中華系は仏教・道教・キリスト教、インド系はヒンドゥー教が多い。
宗教的制約や行事を尊重する必要あり(ラマダン、礼拝など)。
5. 気候・風土
一年中高温多湿の熱帯気候。雨季あり。
暑さに強く、野外作業や湿度に慣れている。
スコール(突然の強い雨)も多い。

マレーシア人の特徴と職場での付き合い方
6. 労働観・性格の傾向
穏やかで協調性があり、柔軟に対応できる人が多い。
異文化への理解があり、他人を尊重する姿勢が強い。
一方で、宗教上の制約や家庭の行事を大切にするため、休暇や時間に対しては柔軟性が求められる場面も。
7. よくある誤解とその対応
「休憩が多い」
インドネシアの方と一緒で多くがイスラム教徒です。
お祈りの時間やラマダンによる疲れが原因で時間をとってあげる必要があります。
イスラム教の方はお祈りする事を大切にしているので理解をしめしましょう。
それだけ真面目の方たちなんです。➡ 宗教行為として認め、時間を調整するしかありません。
他のスタッフにも理解を促す事が大切です。
「なんとなくのんびりしている?」
焦らず丁寧に取り組む傾向あります。最初から急かさず信頼を築くと効果的と思います。
「突然休むことがある」
宗教行事や家庭の都合が優先される場面もあります。事前確認と柔軟な対応が必要です。
「話しかけても反応が薄い」
文化的な礼儀正しさや遠慮から控えめな反応になることもあります。継続的な声かけが安心材料に繋がります。
8. 職場でのコミュニケーションのポイント
・宗教行事・習慣への理解を大切に ラマダンや礼拝時間、食事制限(豚肉NG)への配慮が信頼につながります。

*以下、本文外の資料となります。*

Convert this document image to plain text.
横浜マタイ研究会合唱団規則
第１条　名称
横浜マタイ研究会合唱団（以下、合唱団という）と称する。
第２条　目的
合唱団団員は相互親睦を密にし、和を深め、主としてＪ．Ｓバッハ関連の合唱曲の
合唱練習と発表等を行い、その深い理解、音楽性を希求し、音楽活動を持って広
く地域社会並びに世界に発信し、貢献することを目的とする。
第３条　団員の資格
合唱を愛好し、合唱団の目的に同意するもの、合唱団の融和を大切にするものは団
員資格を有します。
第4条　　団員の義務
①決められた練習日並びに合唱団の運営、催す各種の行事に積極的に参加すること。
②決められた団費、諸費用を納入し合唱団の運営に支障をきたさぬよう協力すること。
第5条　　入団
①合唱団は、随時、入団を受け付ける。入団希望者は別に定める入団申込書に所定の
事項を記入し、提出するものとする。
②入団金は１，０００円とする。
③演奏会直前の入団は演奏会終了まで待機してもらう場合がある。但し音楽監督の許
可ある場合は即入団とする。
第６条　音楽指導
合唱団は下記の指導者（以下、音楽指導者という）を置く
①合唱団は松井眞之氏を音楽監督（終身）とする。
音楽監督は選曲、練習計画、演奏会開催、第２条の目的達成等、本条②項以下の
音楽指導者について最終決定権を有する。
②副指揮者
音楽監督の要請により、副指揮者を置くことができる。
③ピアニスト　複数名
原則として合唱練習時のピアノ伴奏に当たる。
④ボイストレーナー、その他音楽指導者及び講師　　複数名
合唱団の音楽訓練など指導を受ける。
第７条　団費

・明るくフレンドリーな雰囲気がモチベーションに 笑顔で話しかける、感謝を伝えると働きやすさがアップします。
・わかりやすい指示と丁寧な確認が効果的 多言語環境に慣れていても、日本語の曖昧表現には戸惑うこともあります。
・仕事と私生活のバランスを尊重する文化 過度な残業よりも、時間通りに終わる働き方を重視する傾向があります。
・他民族との協働に慣れており、多様性に柔軟 異文化理解や協調性を活かしてチームに良い影響を与えてくれることも。
マレー語の「ありがとう」は”テリマカシ”と言います。
そうすると「サマサマ」と返されることがあります。
これはマレー語の”どういたしまして”という返しです。